Rep. John Shimkus, R-Ill., who sponsored the amendment, said in debate Wednesday that the nuclear disaster in Japan, where high-level radioactive waste was stored in pools, showed the need for a centralized storage location. Currently there's some 82,000 tons of spent nuclear fuel and high-level nuclear waste stored at 80 sites in 35 states.

The facility at Yucca, he said, is under a mountain in the desert in an isolated area 90 miles from Las Vegas. "If we can't store it there, we really can't store it anywhere," he said.

Shimkus had bipartisan backing from Rep. Jay Inslee, D-Wash., who said nuclear waste from the Hanford facility in his state was being prepared to be sent to Yucca, "nuclear waste that, essentially, will be all dressed up with no place to go if we don't finish this project."

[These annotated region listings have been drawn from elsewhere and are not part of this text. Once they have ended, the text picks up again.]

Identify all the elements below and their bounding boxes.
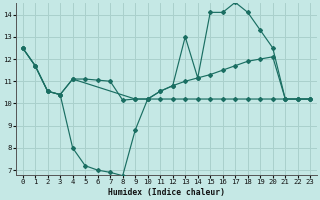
X-axis label: Humidex (Indice chaleur): Humidex (Indice chaleur) (108, 188, 225, 197)
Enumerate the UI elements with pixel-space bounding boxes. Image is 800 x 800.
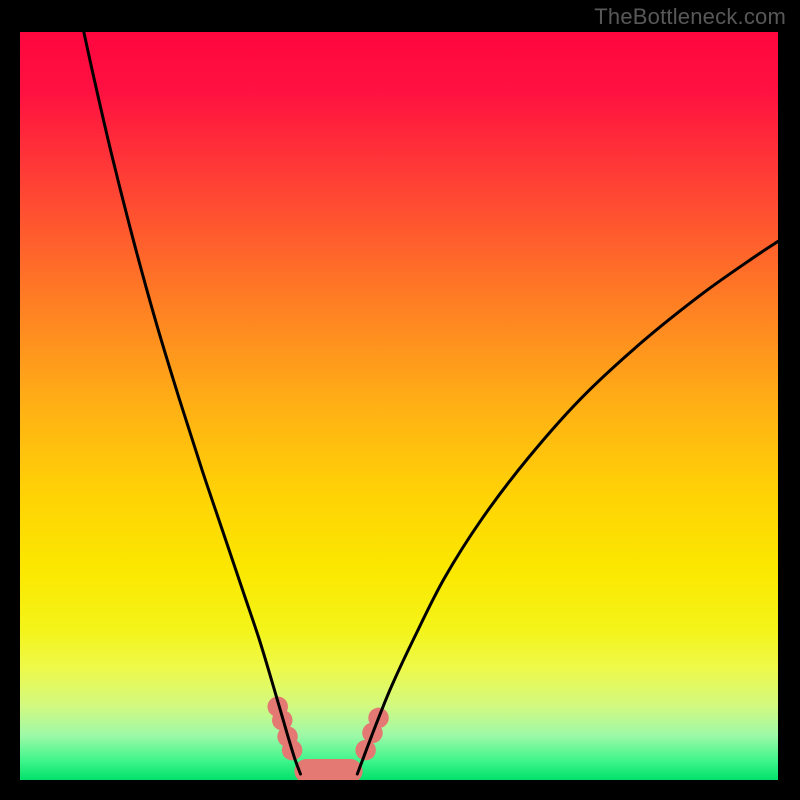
curve-valley-connector [294, 759, 362, 780]
bottleneck-chart [20, 32, 778, 780]
attribution-label: TheBottleneck.com [594, 4, 786, 30]
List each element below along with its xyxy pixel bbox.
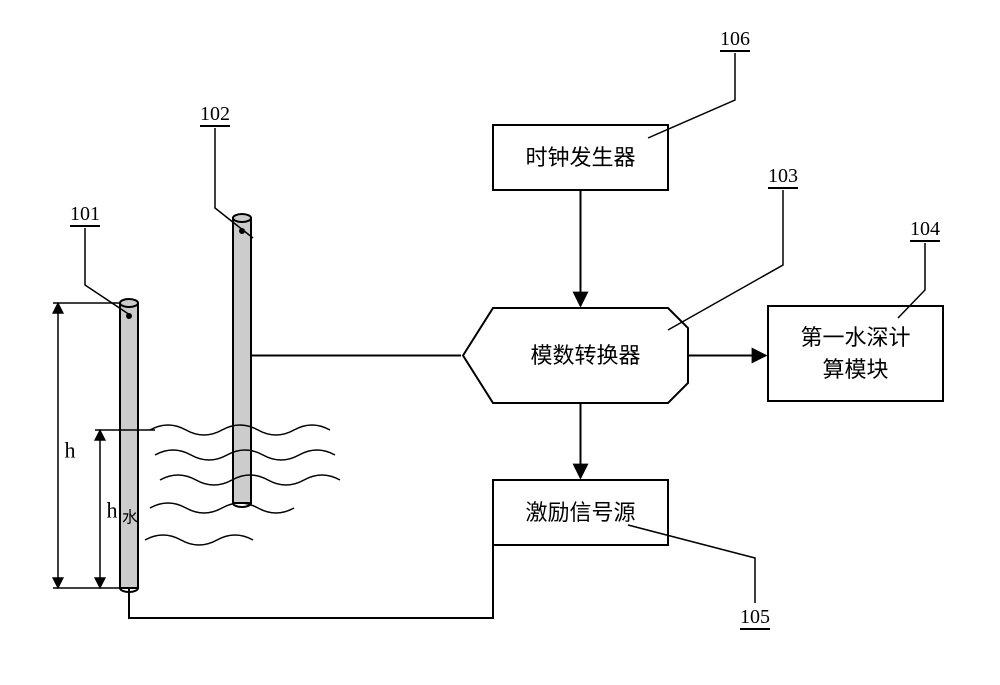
diagram-canvas: hh水时钟发生器模数转换器第一水深计算模块激励信号源10110210310410…	[0, 0, 1000, 685]
dimension-h: h	[53, 303, 120, 588]
block-clock-label-0: 时钟发生器	[525, 145, 635, 170]
dimension-h-water-label-sub: 水	[122, 509, 138, 527]
block-depth: 第一水深计算模块	[768, 306, 943, 401]
callout-101: 101	[70, 203, 130, 315]
block-adc-label: 模数转换器	[530, 343, 640, 368]
callout-103-text: 103	[768, 165, 798, 187]
dimension-h-water-label: h	[107, 498, 118, 523]
electrode-right	[233, 214, 251, 507]
callout-106-text: 106	[720, 28, 750, 50]
block-excite-label-0: 激励信号源	[525, 500, 635, 525]
callout-105-text: 105	[740, 606, 770, 628]
block-excite: 激励信号源	[493, 480, 668, 545]
block-depth-label-1: 算模块	[822, 357, 888, 382]
block-adc: 模数转换器	[463, 308, 688, 403]
electrode-left	[120, 299, 138, 592]
callout-104: 104	[898, 218, 940, 318]
dimension-h-label: h	[65, 438, 76, 463]
block-depth-label-0: 第一水深计	[800, 325, 910, 350]
callout-102-text: 102	[200, 103, 230, 125]
block-clock: 时钟发生器	[493, 125, 668, 190]
callout-104-text: 104	[910, 218, 940, 240]
wire-1	[129, 545, 493, 618]
callout-101-text: 101	[70, 203, 100, 225]
callout-106: 106	[648, 28, 750, 138]
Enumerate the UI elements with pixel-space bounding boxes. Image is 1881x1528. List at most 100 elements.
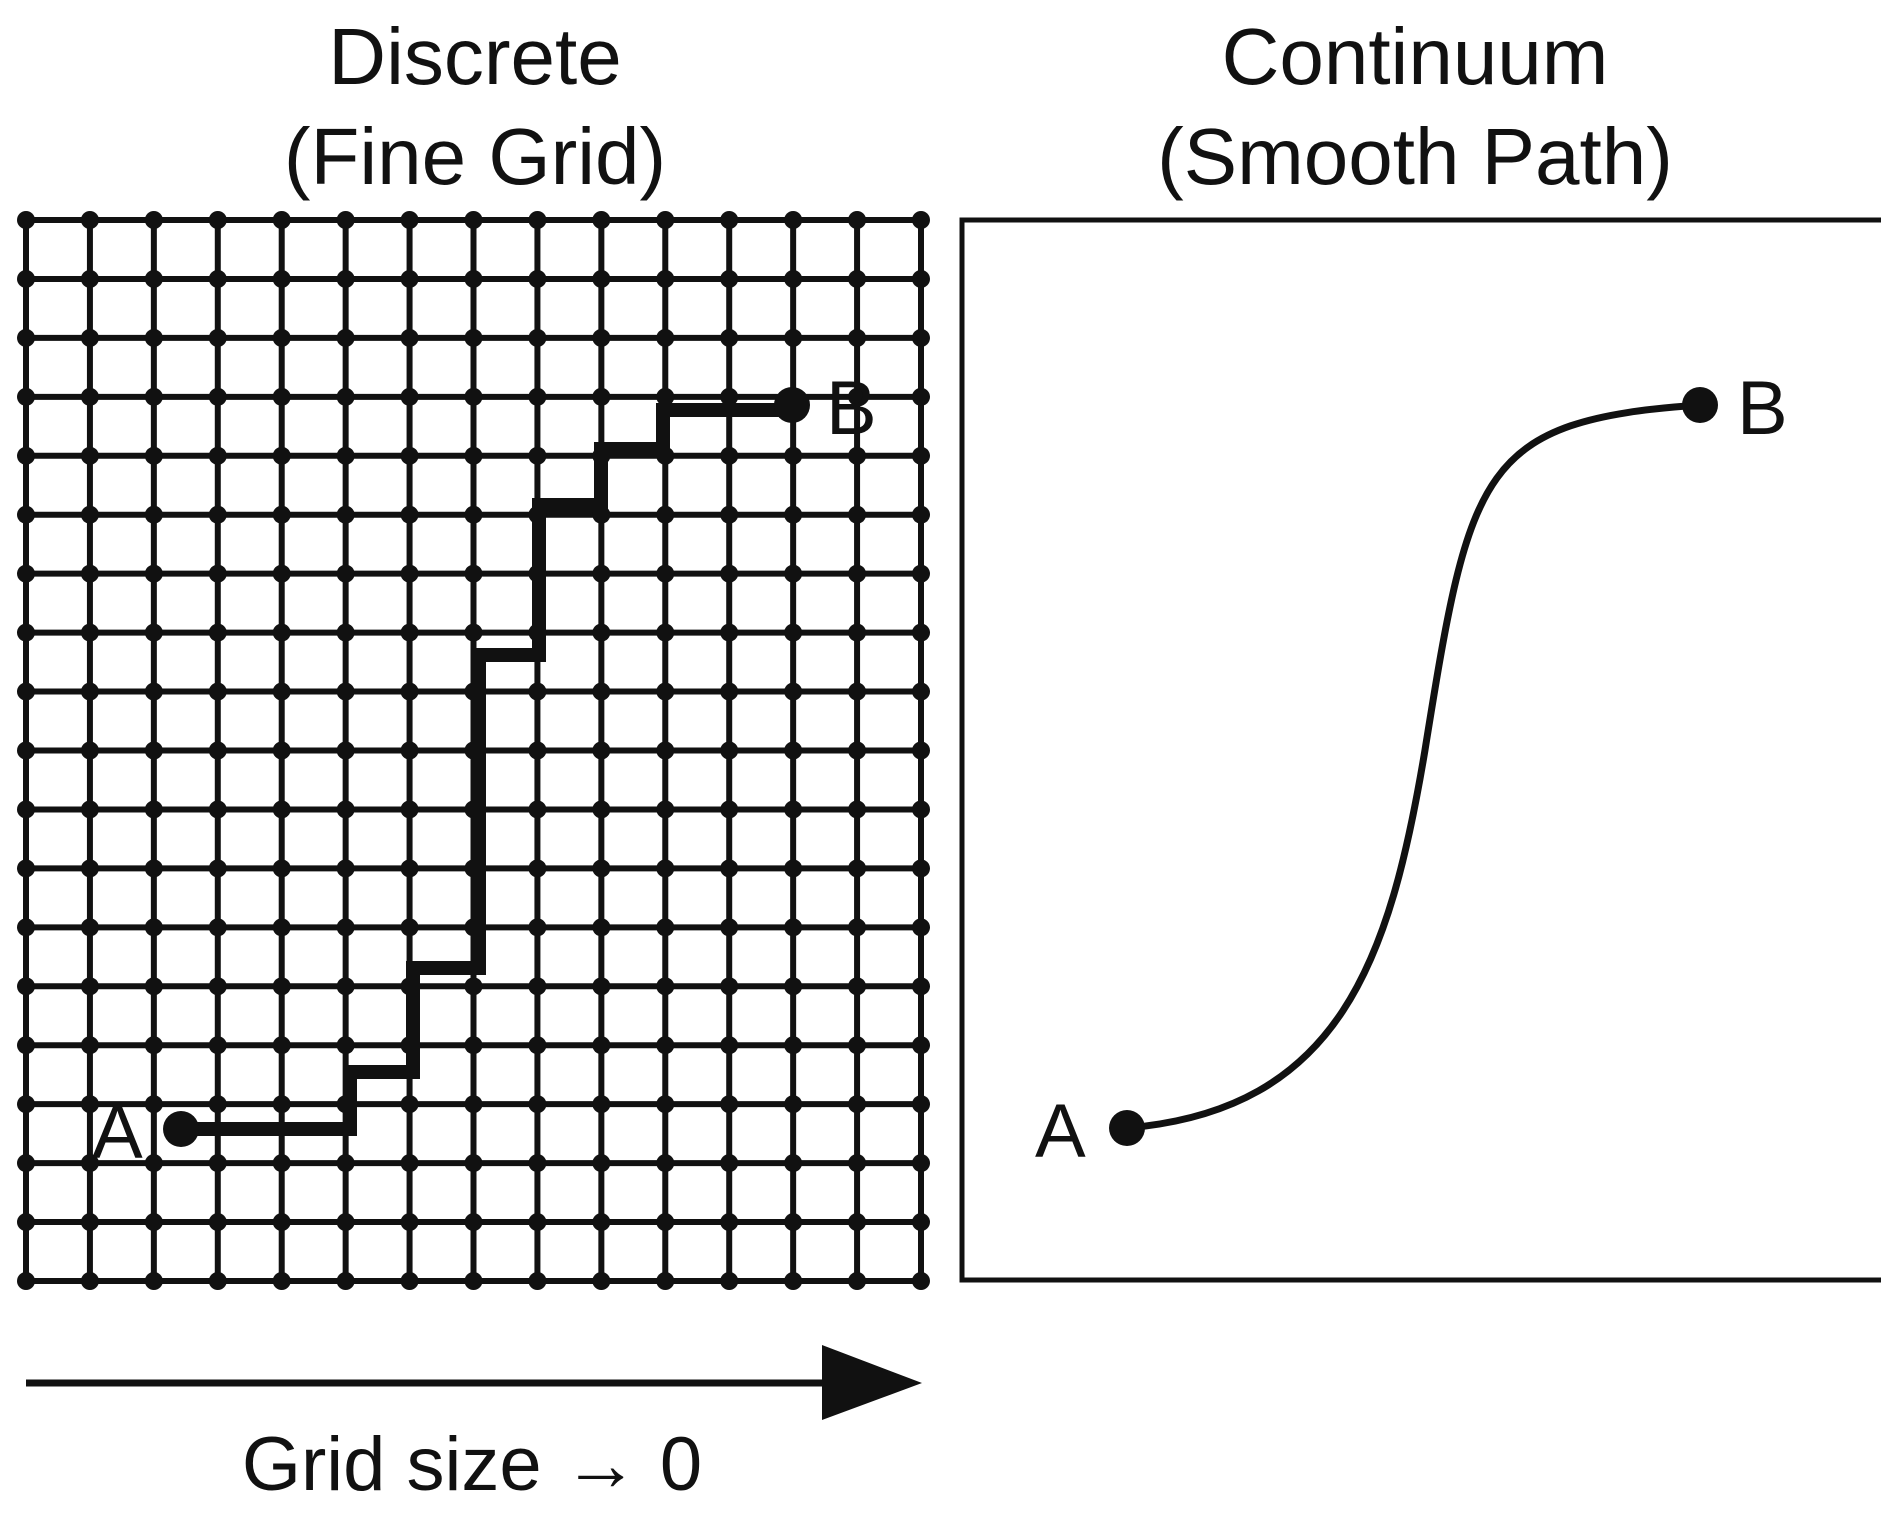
grid-node <box>336 446 355 465</box>
grid-node <box>464 328 483 347</box>
grid-node <box>400 741 419 760</box>
grid-node <box>784 269 803 288</box>
grid-nodes <box>17 211 930 1290</box>
grid-node <box>720 977 739 996</box>
discrete-point-a <box>163 1111 199 1147</box>
grid-node <box>80 741 99 760</box>
grid-node <box>528 1272 547 1290</box>
grid-node <box>528 1154 547 1173</box>
grid-node <box>336 505 355 524</box>
grid-node <box>464 211 483 229</box>
grid-node <box>208 1154 227 1173</box>
grid-node <box>912 564 930 583</box>
grid-node <box>784 859 803 878</box>
grid-node <box>208 328 227 347</box>
grid-node <box>400 682 419 701</box>
grid-node <box>464 505 483 524</box>
grid-node <box>528 446 547 465</box>
grid-node <box>336 564 355 583</box>
grid-node <box>80 1154 99 1173</box>
grid-node <box>400 1154 419 1173</box>
grid-node <box>400 564 419 583</box>
grid-node <box>912 269 930 288</box>
grid-node <box>272 211 291 229</box>
grid-node <box>400 269 419 288</box>
grid-node <box>912 505 930 524</box>
grid-node <box>208 977 227 996</box>
grid-node <box>592 387 611 406</box>
grid-node <box>528 211 547 229</box>
grid-node <box>848 623 867 642</box>
grid-node <box>336 387 355 406</box>
grid-node <box>912 446 930 465</box>
grid-node <box>17 1272 35 1290</box>
continuum-title: Continuum <box>1222 12 1609 101</box>
grid-node <box>848 269 867 288</box>
grid-node <box>17 1213 35 1232</box>
grid-node <box>848 1213 867 1232</box>
grid-node <box>80 211 99 229</box>
grid-node <box>720 387 739 406</box>
grid-node <box>464 623 483 642</box>
grid-node <box>336 682 355 701</box>
grid-node <box>208 1095 227 1114</box>
grid-node <box>848 328 867 347</box>
grid-node <box>592 1154 611 1173</box>
grid-node <box>720 1036 739 1055</box>
grid-node <box>912 623 930 642</box>
grid-node <box>784 918 803 937</box>
grid-node <box>656 859 675 878</box>
grid-node <box>272 446 291 465</box>
discrete-subtitle: (Fine Grid) <box>284 112 666 201</box>
grid-node <box>592 211 611 229</box>
grid-node <box>272 328 291 347</box>
grid-node <box>656 1154 675 1173</box>
grid-node <box>17 741 35 760</box>
grid-node <box>656 800 675 819</box>
grid-node <box>272 741 291 760</box>
grid-node <box>656 741 675 760</box>
grid-node <box>144 682 163 701</box>
grid-node <box>400 446 419 465</box>
grid-node <box>784 682 803 701</box>
grid-node <box>208 741 227 760</box>
grid-node <box>720 918 739 937</box>
grid-node <box>400 623 419 642</box>
grid-node <box>17 387 35 406</box>
grid-node <box>848 1272 867 1290</box>
grid-node <box>272 1036 291 1055</box>
grid-node <box>592 1036 611 1055</box>
grid-node <box>592 1272 611 1290</box>
grid-node <box>400 387 419 406</box>
grid-node <box>656 623 675 642</box>
grid-node <box>720 623 739 642</box>
grid-node <box>17 505 35 524</box>
grid-node <box>17 446 35 465</box>
grid-node <box>720 859 739 878</box>
grid-node <box>272 1272 291 1290</box>
grid-node <box>848 211 867 229</box>
grid-node <box>784 446 803 465</box>
grid-node <box>144 800 163 819</box>
grid-node <box>784 800 803 819</box>
grid-node <box>80 1036 99 1055</box>
grid-node <box>80 564 99 583</box>
grid-node <box>208 1272 227 1290</box>
grid-node <box>80 918 99 937</box>
grid-node <box>144 564 163 583</box>
grid-node <box>784 328 803 347</box>
grid-node <box>272 505 291 524</box>
grid-node <box>656 269 675 288</box>
grid-node <box>144 328 163 347</box>
grid-node <box>528 741 547 760</box>
limit-arrow-head <box>822 1345 922 1420</box>
grid-node <box>464 1036 483 1055</box>
grid-node <box>656 1213 675 1232</box>
grid-node <box>400 859 419 878</box>
grid-node <box>720 741 739 760</box>
grid-node <box>144 977 163 996</box>
grid-node <box>848 1095 867 1114</box>
grid-node <box>464 1154 483 1173</box>
grid-node <box>272 269 291 288</box>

Congress designated Yucca Mountain as the only site for possible development as a repository in 1987. The George W. Bush administration moved forward with the project, but Reid has lobbied against it and Obama has moved to terminate it. Obama also promoted Gregory Jaczko, a former Reid aide, to chairman of the independent NRC.

Energy Secretary Steven Chu, saying Yucca was not a workable option, withdrew the government's application to build the repository, a move rejected by the NRC licensing board which argued that the application couldn't be withdrawn without better justification. Jaczko has shut down the licensing review and has not held a final commission vote on whether the licensing board's decision should be rejected or upheld.

Rep. Rodney Frelinghuysen of New Jersey, the Republican in charge of the Appropriations energy subcommittee, said the government faces some $16 billion in potential fines if it reneges on its responsibility to take nuclear waste from utilities.

"This administration has persisted in a backroom political deal to shut down the project," Frelinghuysen said. "We're going to keep Yucca Mountain open."